To prepare for the Great Green Mountain Bob Dylan Wannabe Contest that I agreed to judge tomorrow, I spent some time yesterday listening to Bob Dylan who, I have to say, doesn’t do much for me as a songwriter or performer. I recognize the fact of his significance, and I can wail along on the choruses of his songs with the best of them, but his music is just not that meaningful for me.
Artists and musicians tend to have strong opinions. Why? John MacMurray would suggest that it has something to do with love and fear – and hate.

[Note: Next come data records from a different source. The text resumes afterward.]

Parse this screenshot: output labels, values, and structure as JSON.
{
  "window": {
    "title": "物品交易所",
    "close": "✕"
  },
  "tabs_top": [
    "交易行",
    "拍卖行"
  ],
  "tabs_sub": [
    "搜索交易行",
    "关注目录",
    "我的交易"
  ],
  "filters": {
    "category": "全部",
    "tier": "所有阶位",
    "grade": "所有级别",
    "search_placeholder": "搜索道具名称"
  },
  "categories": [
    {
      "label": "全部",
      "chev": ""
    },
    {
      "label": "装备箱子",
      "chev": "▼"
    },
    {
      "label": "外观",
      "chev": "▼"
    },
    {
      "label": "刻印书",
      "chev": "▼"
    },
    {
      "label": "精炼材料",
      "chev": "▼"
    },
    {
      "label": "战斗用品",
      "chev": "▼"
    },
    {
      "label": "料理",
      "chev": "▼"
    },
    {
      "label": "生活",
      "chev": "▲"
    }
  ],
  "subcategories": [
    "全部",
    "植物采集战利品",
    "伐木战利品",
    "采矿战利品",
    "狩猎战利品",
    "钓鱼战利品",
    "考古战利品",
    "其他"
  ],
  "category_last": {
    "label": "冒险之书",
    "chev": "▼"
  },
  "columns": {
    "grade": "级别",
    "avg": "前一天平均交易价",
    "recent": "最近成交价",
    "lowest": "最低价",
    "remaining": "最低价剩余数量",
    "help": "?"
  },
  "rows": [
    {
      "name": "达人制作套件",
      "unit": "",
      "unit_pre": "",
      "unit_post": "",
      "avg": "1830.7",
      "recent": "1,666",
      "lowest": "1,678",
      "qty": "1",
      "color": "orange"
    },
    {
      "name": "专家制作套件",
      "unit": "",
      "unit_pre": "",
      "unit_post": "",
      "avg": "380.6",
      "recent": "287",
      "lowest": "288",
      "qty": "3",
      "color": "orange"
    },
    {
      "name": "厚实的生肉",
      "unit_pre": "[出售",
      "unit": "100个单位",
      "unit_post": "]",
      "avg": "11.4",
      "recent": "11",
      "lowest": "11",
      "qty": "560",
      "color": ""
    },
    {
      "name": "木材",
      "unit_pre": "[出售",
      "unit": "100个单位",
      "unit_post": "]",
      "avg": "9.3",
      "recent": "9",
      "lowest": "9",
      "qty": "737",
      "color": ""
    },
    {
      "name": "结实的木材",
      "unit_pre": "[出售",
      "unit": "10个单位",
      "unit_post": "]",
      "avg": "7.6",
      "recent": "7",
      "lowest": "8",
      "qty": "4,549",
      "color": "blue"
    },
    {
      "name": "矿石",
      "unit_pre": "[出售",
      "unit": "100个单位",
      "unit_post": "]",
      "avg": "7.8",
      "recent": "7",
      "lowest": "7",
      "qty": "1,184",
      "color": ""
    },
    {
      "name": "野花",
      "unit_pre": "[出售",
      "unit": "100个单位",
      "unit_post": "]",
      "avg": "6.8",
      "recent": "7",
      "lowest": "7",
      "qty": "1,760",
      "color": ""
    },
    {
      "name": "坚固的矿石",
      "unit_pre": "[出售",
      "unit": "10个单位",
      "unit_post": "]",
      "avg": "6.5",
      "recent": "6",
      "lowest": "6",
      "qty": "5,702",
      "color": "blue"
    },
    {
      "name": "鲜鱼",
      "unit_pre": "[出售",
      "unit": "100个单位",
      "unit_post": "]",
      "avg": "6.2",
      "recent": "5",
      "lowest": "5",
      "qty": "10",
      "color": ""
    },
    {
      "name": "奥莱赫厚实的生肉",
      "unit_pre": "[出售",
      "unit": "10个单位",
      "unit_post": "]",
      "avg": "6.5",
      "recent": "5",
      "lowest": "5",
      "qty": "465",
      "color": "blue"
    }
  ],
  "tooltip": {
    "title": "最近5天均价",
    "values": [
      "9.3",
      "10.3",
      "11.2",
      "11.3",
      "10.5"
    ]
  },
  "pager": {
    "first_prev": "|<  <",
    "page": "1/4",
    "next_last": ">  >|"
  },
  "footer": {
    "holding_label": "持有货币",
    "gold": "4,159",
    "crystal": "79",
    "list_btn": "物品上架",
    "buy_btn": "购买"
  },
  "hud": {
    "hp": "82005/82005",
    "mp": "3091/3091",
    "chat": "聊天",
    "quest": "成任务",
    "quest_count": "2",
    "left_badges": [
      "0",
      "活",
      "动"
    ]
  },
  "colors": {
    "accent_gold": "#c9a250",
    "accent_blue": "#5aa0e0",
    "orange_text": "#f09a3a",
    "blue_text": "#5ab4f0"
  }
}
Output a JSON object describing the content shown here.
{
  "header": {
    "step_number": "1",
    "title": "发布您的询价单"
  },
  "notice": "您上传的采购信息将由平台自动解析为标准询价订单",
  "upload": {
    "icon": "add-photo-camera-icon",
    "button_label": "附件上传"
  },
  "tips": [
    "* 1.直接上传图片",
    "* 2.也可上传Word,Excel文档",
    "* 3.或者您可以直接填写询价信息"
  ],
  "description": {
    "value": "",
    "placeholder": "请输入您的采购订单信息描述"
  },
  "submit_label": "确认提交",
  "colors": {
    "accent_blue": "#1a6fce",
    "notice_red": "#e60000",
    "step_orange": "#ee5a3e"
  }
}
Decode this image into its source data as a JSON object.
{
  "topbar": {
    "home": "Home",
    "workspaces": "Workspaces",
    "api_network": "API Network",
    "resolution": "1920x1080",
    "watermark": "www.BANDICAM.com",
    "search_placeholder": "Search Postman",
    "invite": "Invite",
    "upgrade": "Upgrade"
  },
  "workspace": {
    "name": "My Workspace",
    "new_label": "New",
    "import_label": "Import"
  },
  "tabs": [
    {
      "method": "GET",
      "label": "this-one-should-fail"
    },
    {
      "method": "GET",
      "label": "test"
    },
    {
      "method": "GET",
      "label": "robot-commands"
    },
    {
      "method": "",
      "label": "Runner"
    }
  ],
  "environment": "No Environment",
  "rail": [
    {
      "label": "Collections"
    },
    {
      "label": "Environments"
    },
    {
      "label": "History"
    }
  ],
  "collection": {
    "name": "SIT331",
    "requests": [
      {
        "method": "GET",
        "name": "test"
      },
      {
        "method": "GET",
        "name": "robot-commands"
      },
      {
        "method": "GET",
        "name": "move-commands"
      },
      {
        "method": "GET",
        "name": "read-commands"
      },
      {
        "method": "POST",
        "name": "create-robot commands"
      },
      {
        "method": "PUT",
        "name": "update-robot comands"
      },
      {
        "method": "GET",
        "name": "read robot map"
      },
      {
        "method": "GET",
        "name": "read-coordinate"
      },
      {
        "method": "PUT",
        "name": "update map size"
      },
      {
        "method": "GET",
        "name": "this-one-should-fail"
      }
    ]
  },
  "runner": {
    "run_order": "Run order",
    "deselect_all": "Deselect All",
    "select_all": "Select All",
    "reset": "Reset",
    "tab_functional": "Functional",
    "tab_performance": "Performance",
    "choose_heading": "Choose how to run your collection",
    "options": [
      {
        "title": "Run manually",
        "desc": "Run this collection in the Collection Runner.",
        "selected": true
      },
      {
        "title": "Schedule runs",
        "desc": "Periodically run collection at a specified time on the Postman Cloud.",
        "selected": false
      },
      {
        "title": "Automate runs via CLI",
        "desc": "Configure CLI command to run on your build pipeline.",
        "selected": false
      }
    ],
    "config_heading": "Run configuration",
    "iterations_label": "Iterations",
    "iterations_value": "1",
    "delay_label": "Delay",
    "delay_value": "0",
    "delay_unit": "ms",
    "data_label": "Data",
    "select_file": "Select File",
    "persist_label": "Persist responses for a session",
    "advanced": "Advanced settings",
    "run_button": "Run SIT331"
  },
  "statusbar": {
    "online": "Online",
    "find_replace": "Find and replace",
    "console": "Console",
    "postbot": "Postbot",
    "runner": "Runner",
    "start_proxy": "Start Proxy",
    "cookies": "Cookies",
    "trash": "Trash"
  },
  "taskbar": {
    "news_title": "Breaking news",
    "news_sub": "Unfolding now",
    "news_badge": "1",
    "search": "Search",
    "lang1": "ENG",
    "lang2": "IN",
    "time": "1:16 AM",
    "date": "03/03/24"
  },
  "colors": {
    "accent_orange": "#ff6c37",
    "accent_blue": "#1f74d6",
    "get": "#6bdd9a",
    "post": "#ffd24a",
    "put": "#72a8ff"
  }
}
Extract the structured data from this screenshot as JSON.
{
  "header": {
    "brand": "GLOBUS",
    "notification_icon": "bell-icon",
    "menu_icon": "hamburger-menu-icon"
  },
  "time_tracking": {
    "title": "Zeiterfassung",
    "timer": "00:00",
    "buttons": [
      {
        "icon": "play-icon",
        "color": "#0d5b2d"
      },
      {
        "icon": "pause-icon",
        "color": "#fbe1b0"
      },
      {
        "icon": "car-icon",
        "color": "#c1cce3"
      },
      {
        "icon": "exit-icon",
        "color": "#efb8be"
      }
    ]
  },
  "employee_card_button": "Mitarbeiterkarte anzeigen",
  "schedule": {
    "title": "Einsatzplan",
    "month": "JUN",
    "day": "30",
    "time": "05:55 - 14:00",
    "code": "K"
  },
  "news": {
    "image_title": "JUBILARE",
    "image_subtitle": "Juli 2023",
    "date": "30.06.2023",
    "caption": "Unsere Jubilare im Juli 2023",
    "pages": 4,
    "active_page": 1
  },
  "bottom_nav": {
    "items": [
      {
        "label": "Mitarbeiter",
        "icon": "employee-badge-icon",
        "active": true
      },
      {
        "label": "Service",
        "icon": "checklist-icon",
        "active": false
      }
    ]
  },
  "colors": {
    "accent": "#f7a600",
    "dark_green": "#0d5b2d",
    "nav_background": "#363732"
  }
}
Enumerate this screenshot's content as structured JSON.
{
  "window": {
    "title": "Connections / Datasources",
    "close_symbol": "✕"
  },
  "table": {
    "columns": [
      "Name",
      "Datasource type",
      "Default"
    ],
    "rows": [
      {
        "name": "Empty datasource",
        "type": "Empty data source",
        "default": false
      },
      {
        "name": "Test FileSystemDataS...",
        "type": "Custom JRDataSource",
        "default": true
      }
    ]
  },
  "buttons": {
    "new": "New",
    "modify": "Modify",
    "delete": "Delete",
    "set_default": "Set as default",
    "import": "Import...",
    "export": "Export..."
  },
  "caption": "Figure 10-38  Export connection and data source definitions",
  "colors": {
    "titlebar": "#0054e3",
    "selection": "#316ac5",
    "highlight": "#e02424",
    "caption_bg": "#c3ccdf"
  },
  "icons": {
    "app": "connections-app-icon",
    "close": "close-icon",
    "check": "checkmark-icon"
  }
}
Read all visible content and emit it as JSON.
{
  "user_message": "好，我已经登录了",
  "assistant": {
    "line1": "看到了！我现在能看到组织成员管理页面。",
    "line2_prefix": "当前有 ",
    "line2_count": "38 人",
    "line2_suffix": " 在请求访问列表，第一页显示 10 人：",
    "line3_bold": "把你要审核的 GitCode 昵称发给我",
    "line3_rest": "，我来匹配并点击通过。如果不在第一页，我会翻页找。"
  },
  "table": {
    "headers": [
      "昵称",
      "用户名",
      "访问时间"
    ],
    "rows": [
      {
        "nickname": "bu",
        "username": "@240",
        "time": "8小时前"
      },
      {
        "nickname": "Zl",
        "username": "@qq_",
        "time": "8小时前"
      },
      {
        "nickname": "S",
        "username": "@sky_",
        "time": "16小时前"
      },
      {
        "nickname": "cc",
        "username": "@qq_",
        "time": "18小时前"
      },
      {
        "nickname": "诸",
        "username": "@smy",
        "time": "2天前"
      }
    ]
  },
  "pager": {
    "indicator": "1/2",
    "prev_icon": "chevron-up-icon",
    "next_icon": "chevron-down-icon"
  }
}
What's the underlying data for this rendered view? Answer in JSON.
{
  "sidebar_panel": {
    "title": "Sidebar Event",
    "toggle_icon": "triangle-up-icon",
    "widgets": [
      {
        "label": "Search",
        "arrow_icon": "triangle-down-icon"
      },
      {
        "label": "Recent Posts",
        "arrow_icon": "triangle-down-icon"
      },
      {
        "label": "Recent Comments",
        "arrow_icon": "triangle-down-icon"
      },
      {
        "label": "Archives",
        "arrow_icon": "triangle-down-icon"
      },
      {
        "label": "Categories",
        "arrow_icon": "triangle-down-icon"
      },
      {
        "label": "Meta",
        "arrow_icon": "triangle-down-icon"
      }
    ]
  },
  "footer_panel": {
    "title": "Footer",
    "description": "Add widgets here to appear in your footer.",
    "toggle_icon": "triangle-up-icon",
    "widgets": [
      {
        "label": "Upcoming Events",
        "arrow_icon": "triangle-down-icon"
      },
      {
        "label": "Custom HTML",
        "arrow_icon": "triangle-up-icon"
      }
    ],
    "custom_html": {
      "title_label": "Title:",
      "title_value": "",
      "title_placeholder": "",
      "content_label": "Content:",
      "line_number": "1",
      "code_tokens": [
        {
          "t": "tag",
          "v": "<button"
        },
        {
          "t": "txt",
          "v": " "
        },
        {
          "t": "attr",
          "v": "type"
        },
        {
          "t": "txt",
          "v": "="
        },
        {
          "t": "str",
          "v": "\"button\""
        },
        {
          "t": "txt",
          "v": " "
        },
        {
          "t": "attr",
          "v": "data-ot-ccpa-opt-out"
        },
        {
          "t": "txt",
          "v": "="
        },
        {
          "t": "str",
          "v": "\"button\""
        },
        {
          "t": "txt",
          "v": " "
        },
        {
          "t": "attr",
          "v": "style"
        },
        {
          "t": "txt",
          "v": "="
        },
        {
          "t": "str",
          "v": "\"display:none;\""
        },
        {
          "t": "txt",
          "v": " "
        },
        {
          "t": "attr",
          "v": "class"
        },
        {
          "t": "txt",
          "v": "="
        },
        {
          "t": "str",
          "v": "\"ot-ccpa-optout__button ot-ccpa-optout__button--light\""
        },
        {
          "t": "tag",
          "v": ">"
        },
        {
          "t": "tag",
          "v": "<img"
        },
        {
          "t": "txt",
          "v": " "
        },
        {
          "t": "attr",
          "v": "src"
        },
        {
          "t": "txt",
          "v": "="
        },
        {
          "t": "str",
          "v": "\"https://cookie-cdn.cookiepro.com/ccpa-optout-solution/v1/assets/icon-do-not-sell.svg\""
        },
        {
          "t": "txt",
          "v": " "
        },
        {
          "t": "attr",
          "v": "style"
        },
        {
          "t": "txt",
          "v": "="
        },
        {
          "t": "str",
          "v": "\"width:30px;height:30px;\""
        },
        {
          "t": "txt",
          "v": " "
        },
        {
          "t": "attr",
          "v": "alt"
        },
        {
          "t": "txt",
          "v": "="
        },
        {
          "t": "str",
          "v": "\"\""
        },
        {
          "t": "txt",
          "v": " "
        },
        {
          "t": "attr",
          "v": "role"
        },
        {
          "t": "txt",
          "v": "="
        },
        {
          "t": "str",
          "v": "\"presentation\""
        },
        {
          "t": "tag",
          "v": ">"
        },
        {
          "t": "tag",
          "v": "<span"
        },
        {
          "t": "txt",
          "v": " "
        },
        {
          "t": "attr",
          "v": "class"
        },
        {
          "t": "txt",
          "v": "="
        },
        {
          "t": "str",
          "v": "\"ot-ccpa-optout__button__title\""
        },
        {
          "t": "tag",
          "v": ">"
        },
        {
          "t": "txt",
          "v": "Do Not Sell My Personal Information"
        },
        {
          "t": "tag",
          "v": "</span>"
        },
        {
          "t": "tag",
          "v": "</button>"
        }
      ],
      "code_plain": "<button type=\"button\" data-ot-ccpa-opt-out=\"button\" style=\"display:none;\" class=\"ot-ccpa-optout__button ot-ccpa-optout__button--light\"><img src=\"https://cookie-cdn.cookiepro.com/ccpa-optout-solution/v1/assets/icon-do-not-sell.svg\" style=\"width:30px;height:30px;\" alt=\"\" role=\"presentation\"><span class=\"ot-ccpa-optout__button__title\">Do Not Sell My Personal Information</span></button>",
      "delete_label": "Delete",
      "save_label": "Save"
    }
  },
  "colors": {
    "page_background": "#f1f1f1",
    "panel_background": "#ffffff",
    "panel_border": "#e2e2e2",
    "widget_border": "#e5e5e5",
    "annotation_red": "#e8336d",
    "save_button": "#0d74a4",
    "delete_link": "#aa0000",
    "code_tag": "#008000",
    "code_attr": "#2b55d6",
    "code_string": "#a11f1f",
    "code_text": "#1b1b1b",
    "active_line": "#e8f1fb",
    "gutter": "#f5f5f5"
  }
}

My teacher Spencer Huffman thought it was important to know what music to hate. Now, to be fair, he never expressed this thought directly to me; this dark thought was passed along to me by my mentor Theo Morrison, who was also student of Huffman’s. Theo worked with Huffman for longer, and at a higher level, than me.
Spencer Huffman was during the time that I knew him in the 1970s and early 1980s a dark and bitter man. The cleaned up version of Huffman’s contentious personality can be gleaned from the website that was created after his death in 2005: “With vehemently-held opinions about the state of contemporary serious music, his knowledge of the great musical literature of the 18th and 19th centuries was legendary… Once hailed as a promising young American composer, Huffman chose a life of relative obscurity, later composing in a style that incorporated the organizational influence of Mozart with the harmonic beauty of Brahms.”
In Huffman’s own words, “The music of Spencer Huffman is not similar to any other contemporary music. It is a reaction against the complication, impracticality, incoherence and cultism that typify the present scene. It is a positive force for simplicity, practicality, coherency and the use of a basic musical language that is easily understood by all.”
“…He believes the creative process that produces lasting work is built on organization and simple beauty rather than experimentation. Only a reconnection with the traditions of the great and lasting literature will make our contemporary music once again a living thing – a part of the lives of the people. ”
This rings basically true to me: empirically true about music (though I disagree with Huffman about the role of experimentation), and true as a statement of Huffman’s loves and fears concerning music.
But to my ear, Huffman’s music was a failure. Deeply respectful of “the traditions of the great and lasting literature” and eschewing experimentation at all costs, Huffman’s music is unremarkable. In his principled stance against ugliness in music he employed craft without inspiration, and was rejected.
Huffman was so smart, knew so much, and cared so deeply about beauty in music, that it pains me to think of him as having his values dismissed by wider society (including me, to some extent). He wore his heart on his sleeve – could we not see that? Could we not see the relationship of what he hated to what he loved?
John MacMurray has an interesting take on the origin of hate. For MacMurray, all action is a manifestation of self as understood though relationship with others. An infant’s “direct and personal” reliance on those that care for him or her is transferred into an adult’s “indirect and impersonal” reliance on society. The infant’s “helpless total dependence on the Other” becomes the adult’s “mutual interdependence of equals.”
MacMurray held that dependence (and interdependence) are animated by the dynamic polarity of love and fear. Love is the expression for the Other, fear is the expression for the safety and security for oneself. Both are necessary for action. MacMurray also believed that activity generated by the forces of love and fear “is incomplete until it meets with a response.”
Hate, according to MacMurray, “originates in the frustration of love by fear.” Esther McIntosh, author of John MacMurray’s Religious Philosophy: What it means to be a person elaborates: “… love issues in heterocentric action; this positive motive is thwarted, therefore, when it is not reciprocated. Further, since the person is constituted in relation to another person, in the absence of a response from the other, the negative motive of fear for the self and of the other becomes dominant. If the continuation of the relationship between rejected and rejecter is inescapable, then bitterness and eventually hatred ensues.”
Is hate, then, simply the absence of relationship with the Other? Or, to put a Carl Sagan-like spin on it, “a relationship of absence?” When an artist or musician feels rejected and “accepts” that they must pursue their art in obscurity, is hatred typically lurking beneath the surface? Is hate purely a destructive force, or do some artists and musicians capture it and use it as a generating, creative force?
That’s enough moral philosophy for a Thursday.
And for the record, I don’t hate Bob Dylan, but give me Joni Mitchell any day!